A residence that folds into the contours of a hillside through its undulating wood and steel structure

Fold House is a residential property in Southern Ontario that folds into the contours of a hillside through its undulating wood and steel structure. The two-story residence by Partisans is concealed through the land’s topography with the pool pavilion nestled into the lower part of the hill and features an eighty foot long by ten foot tall sliding glass facade that provides sweeping views from a burrowed vantage point.

The undulating structure disguises the ninety-foot steel structural beam that creates a cantilevered canopy making the front of the pavilion appear as though it is floating. The facade and interiors deploy compression-bent wood, an artisanal fabrication technique typically used on furniture and musical instruments, and rarely deployed at this scale.

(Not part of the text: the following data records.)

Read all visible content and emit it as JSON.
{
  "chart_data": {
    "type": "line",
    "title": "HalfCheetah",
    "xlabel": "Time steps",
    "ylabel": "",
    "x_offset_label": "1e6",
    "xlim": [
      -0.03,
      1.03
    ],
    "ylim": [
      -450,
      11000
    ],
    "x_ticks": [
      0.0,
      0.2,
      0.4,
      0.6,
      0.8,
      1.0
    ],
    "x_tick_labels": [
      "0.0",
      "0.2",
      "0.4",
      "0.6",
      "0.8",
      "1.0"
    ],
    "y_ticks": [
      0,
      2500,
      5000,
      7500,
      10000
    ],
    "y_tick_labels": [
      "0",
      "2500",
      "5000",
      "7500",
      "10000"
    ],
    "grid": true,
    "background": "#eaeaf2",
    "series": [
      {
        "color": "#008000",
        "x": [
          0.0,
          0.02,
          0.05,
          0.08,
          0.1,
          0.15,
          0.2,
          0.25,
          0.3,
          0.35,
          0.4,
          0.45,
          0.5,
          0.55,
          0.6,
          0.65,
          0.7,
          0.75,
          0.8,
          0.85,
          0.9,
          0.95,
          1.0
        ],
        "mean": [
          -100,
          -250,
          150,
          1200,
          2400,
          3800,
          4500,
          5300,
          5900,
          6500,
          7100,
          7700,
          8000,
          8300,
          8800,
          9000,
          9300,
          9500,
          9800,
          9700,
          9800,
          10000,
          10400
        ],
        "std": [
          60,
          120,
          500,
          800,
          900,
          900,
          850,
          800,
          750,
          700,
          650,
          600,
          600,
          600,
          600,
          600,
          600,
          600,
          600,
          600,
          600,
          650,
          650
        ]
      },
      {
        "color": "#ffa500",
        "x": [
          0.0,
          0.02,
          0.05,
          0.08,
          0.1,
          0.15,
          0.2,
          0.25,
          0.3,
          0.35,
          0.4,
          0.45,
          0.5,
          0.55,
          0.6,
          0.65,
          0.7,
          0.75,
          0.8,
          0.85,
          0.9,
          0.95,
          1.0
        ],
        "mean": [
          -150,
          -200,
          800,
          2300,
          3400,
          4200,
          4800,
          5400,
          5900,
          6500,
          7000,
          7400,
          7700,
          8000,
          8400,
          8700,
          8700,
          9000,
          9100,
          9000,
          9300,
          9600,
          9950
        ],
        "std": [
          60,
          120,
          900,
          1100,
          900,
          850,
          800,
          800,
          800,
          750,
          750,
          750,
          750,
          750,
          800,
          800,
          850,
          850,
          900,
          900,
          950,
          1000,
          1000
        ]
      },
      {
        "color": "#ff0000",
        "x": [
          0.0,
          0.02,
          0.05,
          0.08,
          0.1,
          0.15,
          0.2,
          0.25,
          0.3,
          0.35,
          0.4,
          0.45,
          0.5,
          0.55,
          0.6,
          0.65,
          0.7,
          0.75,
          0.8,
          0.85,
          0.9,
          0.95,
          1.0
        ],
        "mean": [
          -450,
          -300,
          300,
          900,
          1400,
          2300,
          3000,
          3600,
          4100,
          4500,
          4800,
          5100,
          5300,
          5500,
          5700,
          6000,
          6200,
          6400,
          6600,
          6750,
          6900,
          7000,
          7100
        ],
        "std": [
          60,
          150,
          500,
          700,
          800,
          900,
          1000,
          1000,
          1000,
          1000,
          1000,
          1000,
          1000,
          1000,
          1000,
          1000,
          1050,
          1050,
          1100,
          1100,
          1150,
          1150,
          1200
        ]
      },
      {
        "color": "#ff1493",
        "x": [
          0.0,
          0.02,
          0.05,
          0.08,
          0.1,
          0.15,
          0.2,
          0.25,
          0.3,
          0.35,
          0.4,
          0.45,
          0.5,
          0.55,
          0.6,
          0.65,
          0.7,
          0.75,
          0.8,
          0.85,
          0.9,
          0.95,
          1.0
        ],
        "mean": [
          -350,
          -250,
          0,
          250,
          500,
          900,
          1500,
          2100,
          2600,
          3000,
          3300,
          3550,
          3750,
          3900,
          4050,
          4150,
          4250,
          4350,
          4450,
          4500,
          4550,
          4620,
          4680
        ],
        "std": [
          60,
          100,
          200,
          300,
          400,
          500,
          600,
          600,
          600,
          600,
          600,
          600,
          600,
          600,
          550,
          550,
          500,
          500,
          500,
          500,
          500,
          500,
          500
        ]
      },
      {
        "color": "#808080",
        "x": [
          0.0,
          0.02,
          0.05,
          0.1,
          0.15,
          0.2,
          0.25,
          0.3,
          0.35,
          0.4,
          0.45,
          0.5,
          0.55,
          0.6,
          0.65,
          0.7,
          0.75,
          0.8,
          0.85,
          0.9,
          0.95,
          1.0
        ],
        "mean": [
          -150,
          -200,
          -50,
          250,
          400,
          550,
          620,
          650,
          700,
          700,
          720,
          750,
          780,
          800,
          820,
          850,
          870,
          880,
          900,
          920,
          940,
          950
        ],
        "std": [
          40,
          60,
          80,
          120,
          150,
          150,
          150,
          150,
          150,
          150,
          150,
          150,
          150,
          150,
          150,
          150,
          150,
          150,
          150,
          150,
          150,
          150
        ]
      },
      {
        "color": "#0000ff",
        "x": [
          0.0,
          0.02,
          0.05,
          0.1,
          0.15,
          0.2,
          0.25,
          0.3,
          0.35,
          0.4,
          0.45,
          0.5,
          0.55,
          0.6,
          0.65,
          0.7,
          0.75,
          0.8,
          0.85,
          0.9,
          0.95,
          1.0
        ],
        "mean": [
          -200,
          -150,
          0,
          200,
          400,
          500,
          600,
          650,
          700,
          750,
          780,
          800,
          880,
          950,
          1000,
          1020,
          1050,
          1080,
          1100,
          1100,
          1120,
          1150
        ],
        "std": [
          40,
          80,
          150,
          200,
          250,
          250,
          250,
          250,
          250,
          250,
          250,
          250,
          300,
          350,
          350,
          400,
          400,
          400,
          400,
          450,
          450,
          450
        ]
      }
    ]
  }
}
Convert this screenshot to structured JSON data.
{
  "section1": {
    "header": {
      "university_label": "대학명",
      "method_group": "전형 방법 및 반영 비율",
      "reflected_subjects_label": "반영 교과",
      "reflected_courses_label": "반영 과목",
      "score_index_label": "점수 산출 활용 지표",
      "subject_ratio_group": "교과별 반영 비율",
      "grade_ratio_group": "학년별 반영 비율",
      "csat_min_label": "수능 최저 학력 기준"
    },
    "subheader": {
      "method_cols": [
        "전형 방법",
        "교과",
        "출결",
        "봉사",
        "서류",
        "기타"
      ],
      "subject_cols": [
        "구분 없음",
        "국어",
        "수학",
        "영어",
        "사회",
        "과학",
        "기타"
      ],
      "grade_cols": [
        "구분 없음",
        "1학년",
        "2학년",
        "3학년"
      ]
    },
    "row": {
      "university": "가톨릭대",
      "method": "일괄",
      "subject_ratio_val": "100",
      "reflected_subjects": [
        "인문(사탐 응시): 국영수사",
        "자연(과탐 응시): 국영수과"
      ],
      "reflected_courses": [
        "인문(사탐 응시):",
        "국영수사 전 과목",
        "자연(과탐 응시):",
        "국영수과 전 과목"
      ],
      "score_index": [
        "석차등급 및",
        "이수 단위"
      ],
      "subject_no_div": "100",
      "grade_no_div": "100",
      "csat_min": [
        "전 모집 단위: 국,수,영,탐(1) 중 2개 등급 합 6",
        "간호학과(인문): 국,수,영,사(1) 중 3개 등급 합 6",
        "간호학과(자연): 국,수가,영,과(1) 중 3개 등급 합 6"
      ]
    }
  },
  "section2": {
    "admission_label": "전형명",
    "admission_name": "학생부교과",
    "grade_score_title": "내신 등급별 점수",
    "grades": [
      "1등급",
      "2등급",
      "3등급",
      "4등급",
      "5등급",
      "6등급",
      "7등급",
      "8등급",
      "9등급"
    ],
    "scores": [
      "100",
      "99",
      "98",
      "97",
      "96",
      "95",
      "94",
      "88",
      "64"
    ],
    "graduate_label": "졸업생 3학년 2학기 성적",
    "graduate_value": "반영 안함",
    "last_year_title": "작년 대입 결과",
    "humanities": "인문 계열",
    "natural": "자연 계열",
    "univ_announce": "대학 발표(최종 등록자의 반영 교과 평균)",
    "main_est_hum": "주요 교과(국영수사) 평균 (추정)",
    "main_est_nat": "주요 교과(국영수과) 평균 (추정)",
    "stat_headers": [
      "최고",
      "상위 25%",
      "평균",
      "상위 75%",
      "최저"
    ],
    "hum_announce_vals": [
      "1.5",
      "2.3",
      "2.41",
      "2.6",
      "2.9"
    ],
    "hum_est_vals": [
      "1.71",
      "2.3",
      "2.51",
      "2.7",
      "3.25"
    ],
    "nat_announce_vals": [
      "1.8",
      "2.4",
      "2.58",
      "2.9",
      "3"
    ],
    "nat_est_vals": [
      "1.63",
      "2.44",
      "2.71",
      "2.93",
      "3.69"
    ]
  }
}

The roof has a significant wave-like curvature that is visually striking from the exterior of the building as well as from the inside of the pool room opens space to cradle the cascading external steel staircase and creates a sculptural slope in the white oak ceiling of the pool room. To minimize environmental impact and follow the Niagara Escarpment’s regulations, a 3D scan was performed to finetune the structure’s positioning. The green roof blurs the distinction between landscape.

In order to maximize sunlight in all seasons and reduce solar gain in the summer, the windows are structured in a checkerboard pattern along the guest houses and the pool room features south-facing glazed sliding doors with deep overhang.